“The good, of course, is always beautiful, and the beautiful never lacks proportion.” ~ Plato
“Without mathematics there is no art.” ~ Luca Pacioli
The Rev. Kawakami, on our private tour of the Shunkō Buddhist temple where we were staying and had taken our first Zen meditation session, continued, “When you examine the ratio of the sides of the garden, you find….”
“The divine proportion!” I eagerly interrupted.
Pausing while turning to look at me, the Reverend smiled, “Yes, the golden ratio. It is also here in this room, and in within the three rooms combined overlooking the garden.”
Another unlikely connection, but this one not as surprising. At the time I was re-reading a book I decided to drag along with us to Okinawa entitled Divine Proportion: PHI in Art, Nature, and Science, by Priya Hemingway, which I highly recommend. As someone schooled in the hard math and sciences, but also as an inquisitive soul constantly searching for deeper meaning and the spirituality of life, I am astonished at the manifest interconnectedness between math, nature, and aesthetics.
The golden ratio has fascinated intellectuals of science and philosophy for millennia. Some of the greatest minds of the ages, from the Greeks Pythagoras and Euclid to the Italians Leonardo of Pisa and Fibonacci, have poured their hearts and minds into this simple ratio with the most complex of properties. Plato considered it the most binding of all mathematical relations and as the key to the cosmos. It is exactly because of ratio’s inescapable ubiquity that this fascination endures; modern biologists, artists, musicians, historians, and architects alike continue to ponder its relevance and appeal.
And, of course, the Japanese have their own understanding of the “true” divine proportion…which they call Absolute Territory. Unsurprisingly, even this sexually obscure, anime-based ratio of 1.6 approaches closely that of Phi.
The ancient Egyptians, while leaving no real record of Phi’s knowledge, used it in the construction of the great pyramids and in the design of hieroglyphs found on tomb walls. In another time, across thousands of miles of globe and gulfs of culture, the ancients of Mexico encompassed the ratio while building the Sun Pyramid at Teotihuacan. While some may claim that we today find the ratio where we want to and well after the fact, I remain convinced that even without direct knowledge, and whether by design or unsophisticated intuition, even the ancients could not escape the universality of such a proportion.

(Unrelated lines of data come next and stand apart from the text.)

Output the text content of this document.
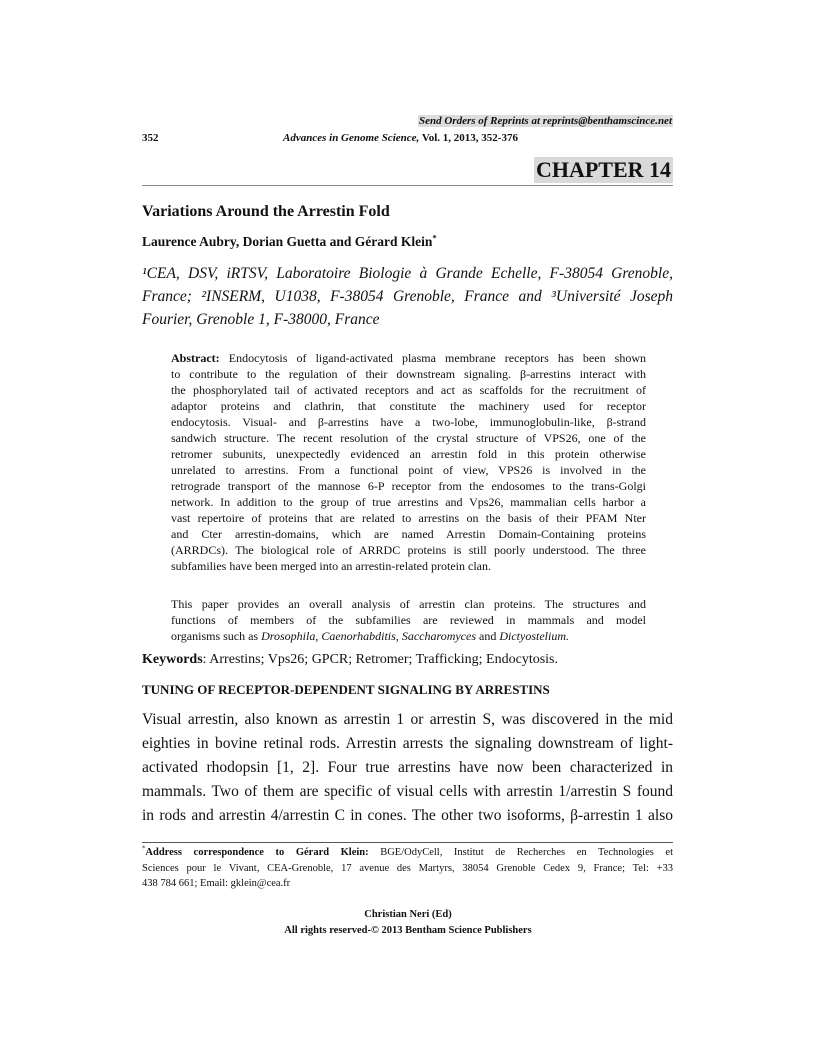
Send Orders of Reprints at reprints@benthamscince.net
352	Advances in Genome Science, Vol. 1, 2013, 352-376
CHAPTER 14
Variations Around the Arrestin Fold
Laurence Aubry, Dorian Guetta and Gérard Klein*
¹CEA, DSV, iRTSV, Laboratoire Biologie à Grande Echelle, F-38054 Grenoble,
France; ²INSERM, U1038, F-38054 Grenoble, France and ³Université Joseph
Fourier, Grenoble 1, F-38000, France
Abstract: Endocytosis of ligand-activated plasma membrane receptors has been shown
to contribute to the regulation of their downstream signaling. β-arrestins interact with
the phosphorylated tail of activated receptors and act as scaffolds for the recruitment of
adaptor proteins and clathrin, that constitute the machinery used for receptor
endocytosis. Visual- and β-arrestins have a two-lobe, immunoglobulin-like, β-strand
sandwich structure. The recent resolution of the crystal structure of VPS26, one of the
retromer subunits, unexpectedly evidenced an arrestin fold in this protein otherwise
unrelated to arrestins. From a functional point of view, VPS26 is involved in the
retrograde transport of the mannose 6-P receptor from the endosomes to the trans-Golgi
network. In addition to the group of true arrestins and Vps26, mammalian cells harbor a
vast repertoire of proteins that are related to arrestins on the basis of their PFAM Nter
and Cter arrestin-domains, which are named Arrestin Domain-Containing proteins
(ARRDCs). The biological role of ARRDC proteins is still poorly understood. The three
subfamilies have been merged into an arrestin-related protein clan.
This paper provides an overall analysis of arrestin clan proteins. The structures and
functions of members of the subfamilies are reviewed in mammals and model
organisms such as Drosophila, Caenorhabditis, Saccharomyces and Dictyostelium.
Keywords: Arrestins; Vps26; GPCR; Retromer; Trafficking; Endocytosis.
TUNING OF RECEPTOR-DEPENDENT SIGNALING BY ARRESTINS
Visual arrestin, also known as arrestin 1 or arrestin S, was discovered in the mid
eighties in bovine retinal rods. Arrestin arrests the signaling downstream of light-
activated rhodopsin [1, 2]. Four true arrestins have now been characterized in
mammals. Two of them are specific of visual cells with arrestin 1/arrestin S found
in rods and arrestin 4/arrestin C in cones. The other two isoforms, β-arrestin 1 also
*Address correspondence to Gérard Klein: BGE/OdyCell, Institut de Recherches en Technologies et
Sciences pour le Vivant, CEA-Grenoble, 17 avenue des Martyrs, 38054 Grenoble Cedex 9, France; Tel: +33
438 784 661; Email: gklein@cea.fr
Christian Neri (Ed)
All rights reserved-© 2013 Bentham Science Publishers
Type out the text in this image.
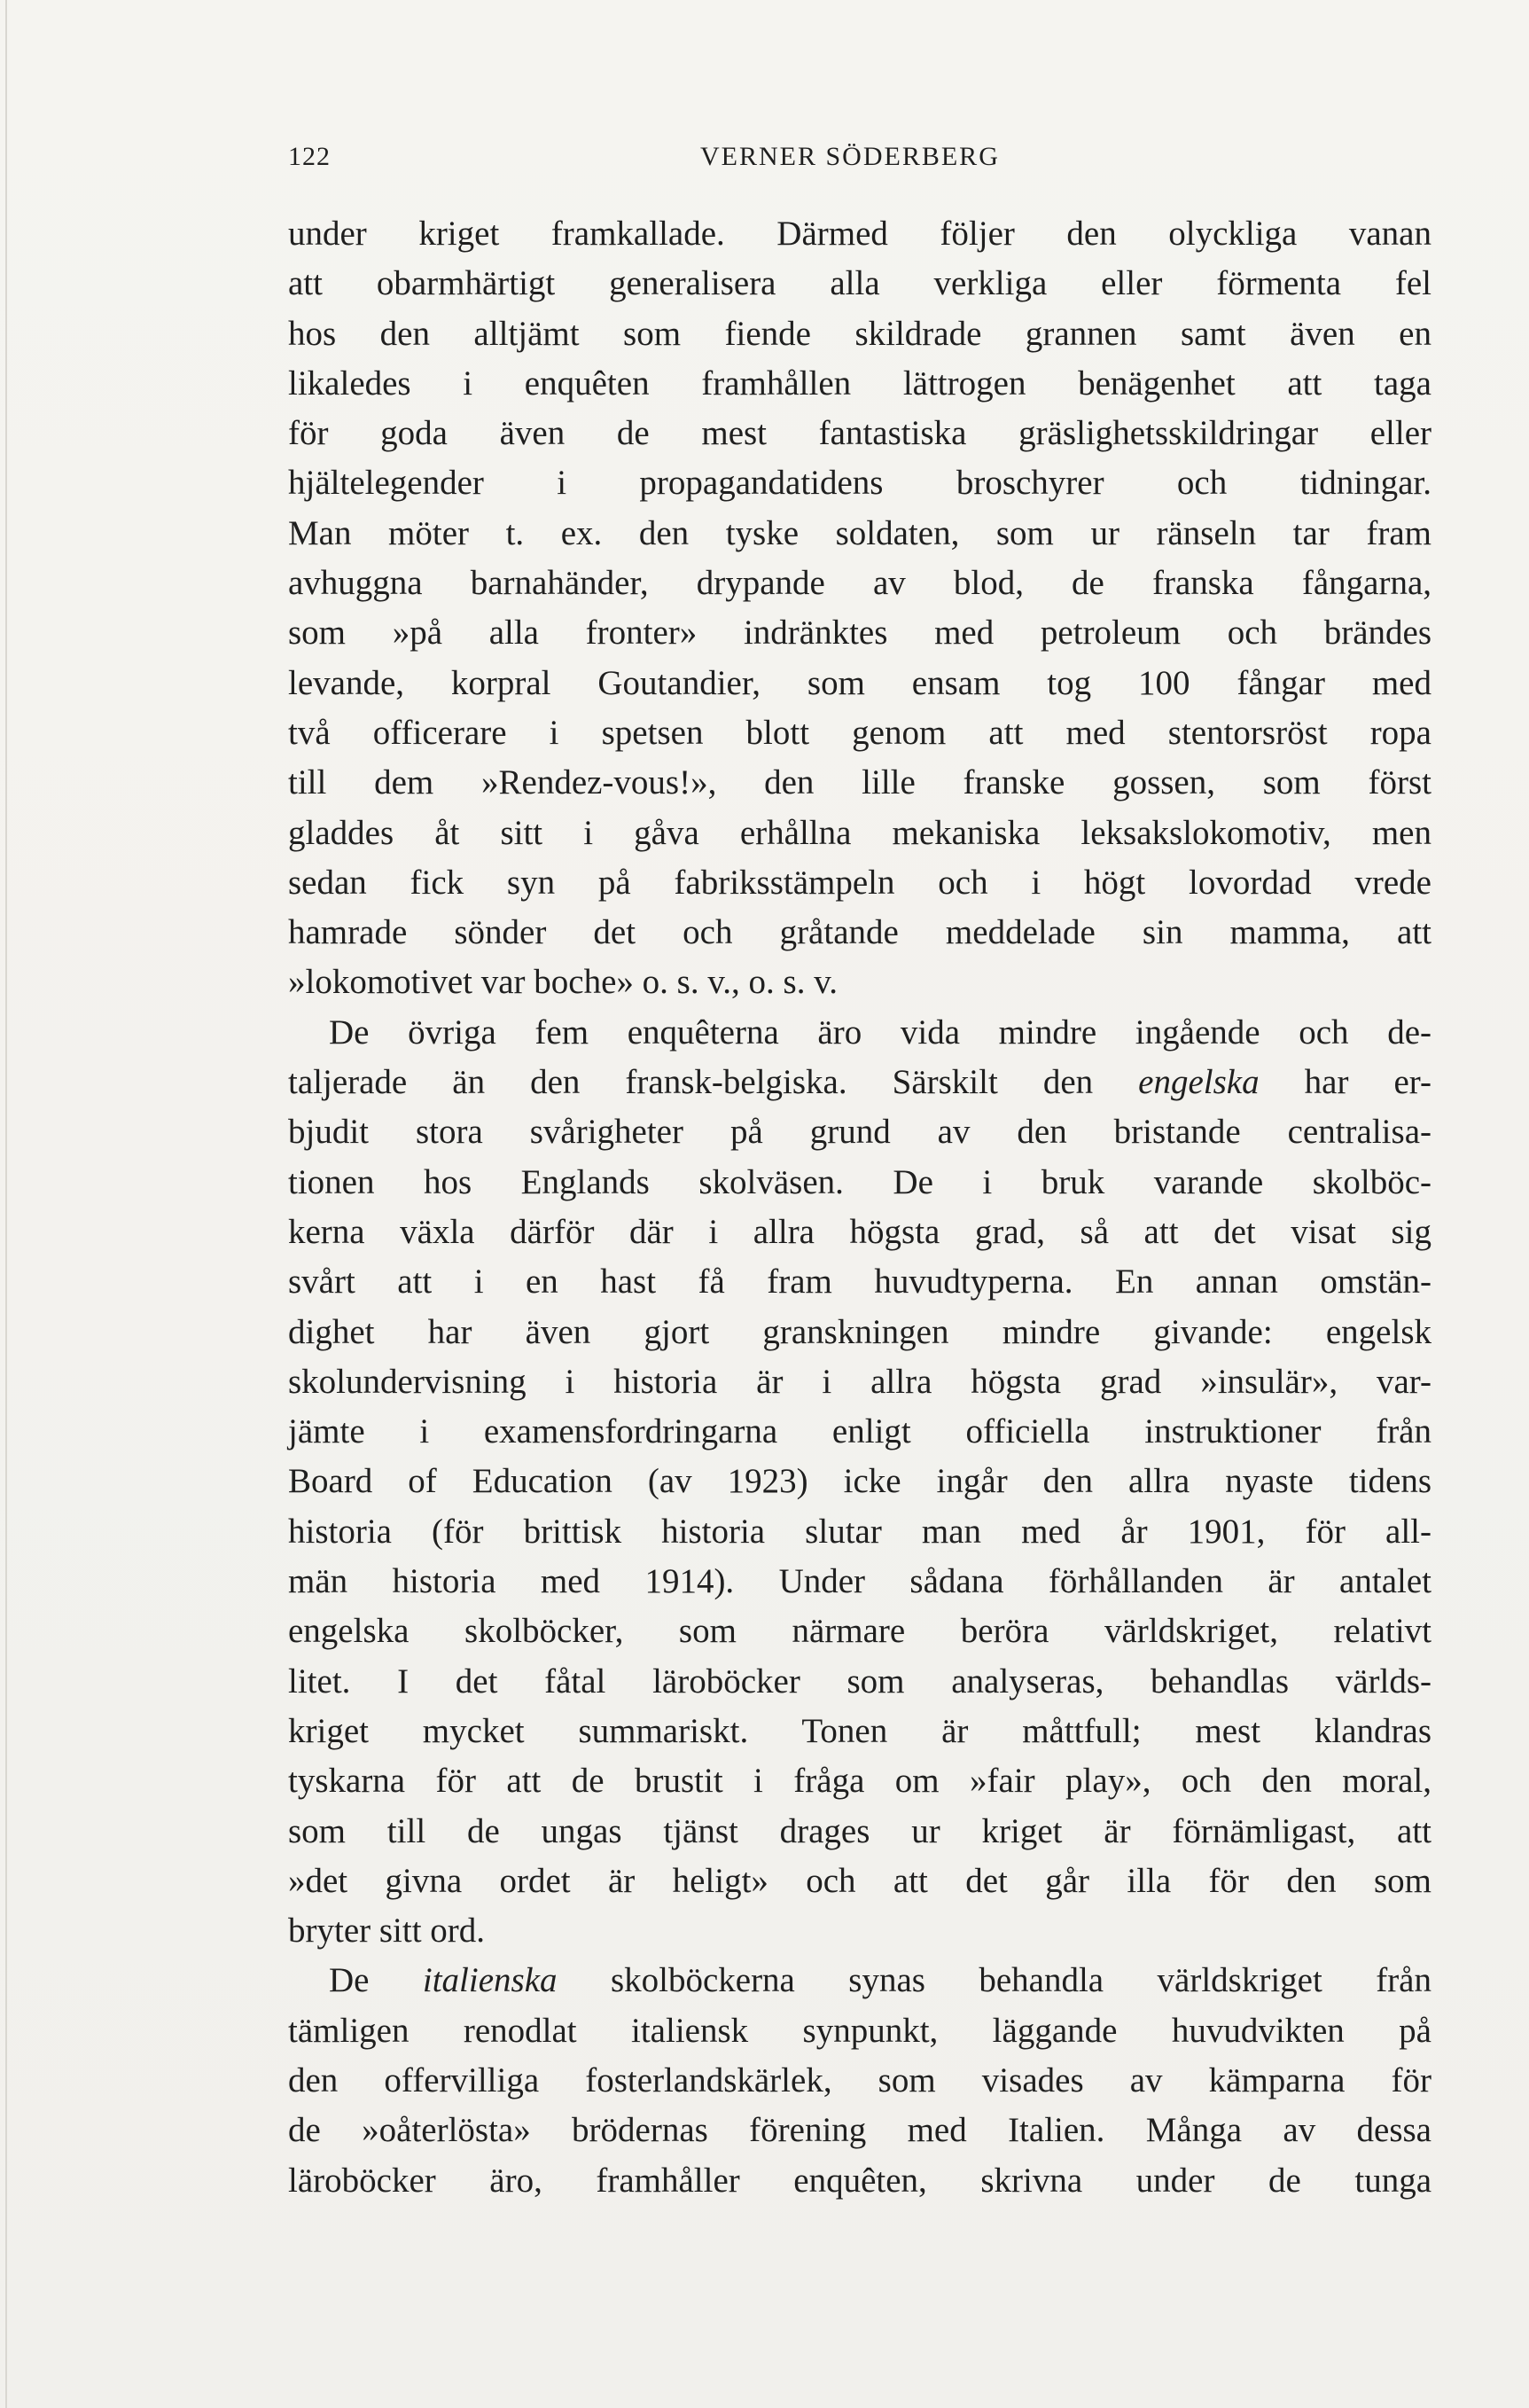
122	VERNER SÖDERBERG
under kriget framkallade. Därmed följer den olyckliga vanan
att obarmhärtigt generalisera alla verkliga eller förmenta fel
hos den alltjämt som fiende skildrade grannen samt även en
likaledes i enquêten framhållen lättrogen benägenhet att taga
för goda även de mest fantastiska gräslighetsskildringar eller
hjältelegender i propagandatidens broschyrer och tidningar.
Man möter t. ex. den tyske soldaten, som ur ränseln tar fram
avhuggna barnahänder, drypande av blod, de franska fångarna,
som »på alla fronter» indränktes med petroleum och brändes
levande, korpral Goutandier, som ensam tog 100 fångar med
två officerare i spetsen blott genom att med stentorsröst ropa
till dem »Rendez-vous!», den lille franske gossen, som först
gladdes åt sitt i gåva erhållna mekaniska leksakslokomotiv, men
sedan fick syn på fabriksstämpeln och i högt lovordad vrede
hamrade sönder det och gråtande meddelade sin mamma, att
»lokomotivet var boche» o. s. v., o. s. v.
De övriga fem enquêterna äro vida mindre ingående och de-
taljerade än den fransk-belgiska. Särskilt den engelska har er-
bjudit stora svårigheter på grund av den bristande centralisa-
tionen hos Englands skolväsen. De i bruk varande skolböc-
kerna växla därför där i allra högsta grad, så att det visat sig
svårt att i en hast få fram huvudtyperna. En annan omstän-
dighet har även gjort granskningen mindre givande: engelsk
skolundervisning i historia är i allra högsta grad »insulär», var-
jämte i examensfordringarna enligt officiella instruktioner från
Board of Education (av 1923) icke ingår den allra nyaste tidens
historia (för brittisk historia slutar man med år 1901, för all-
män historia med 1914). Under sådana förhållanden är antalet
engelska skolböcker, som närmare beröra världskriget, relativt
litet. I det fåtal läroböcker som analyseras, behandlas världs-
kriget mycket summariskt. Tonen är måttfull; mest klandras
tyskarna för att de brustit i fråga om »fair play», och den moral,
som till de ungas tjänst drages ur kriget är förnämligast, att
»det givna ordet är heligt» och att det går illa för den som
bryter sitt ord.
De italienska skolböckerna synas behandla världskriget från
tämligen renodlat italiensk synpunkt, läggande huvudvikten på
den offervilliga fosterlandskärlek, som visades av kämparna för
de »oåterlösta» brödernas förening med Italien. Många av dessa
läroböcker äro, framhåller enquêten, skrivna under de tunga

Initially the “Golden Ratio” was first studied because of its frequent appearance in mathematical geometry, particularly in the creation of “regular” pentagrams and pentagons. It has a relatively straightforward definition, which is best graphically represented (see below): when a line is cut just so, as the whole line is to the greater segment, so is the greater segment to the lesser.
It’s odd that I couldn’t find any analyses of Japanese gardens or temple architecture in terms of the Divine Proportion. It is, however, easily found all around us, from the spirals of galaxies and seashells, to the symmetry of architecture and the human body, to the beauty in art and the human face. The Rev. Kawakami was clearly versed on his own temple’s basis of design.
The idea that Phi appears to be fixed in nature has led to another designation: that of the “Hand of God.” However, like all else we contemplate around us, the Golden Ratio is simply an interpretation, even after being run through the aged filters and lenses of our collective human condition. But it is in this very elucidation that this humble mathematical ratio becomes one of Divine Proportion. It can be seen as the very essence of the harmony and beauty found throughout the cosmos. In this way, WE have come to endow this symbol with a wholly spiritual presence.
And it can be found in the simplest of gardens in a remote corner of Japan, tended in part by the Hand of Buddha (or the god of your choice).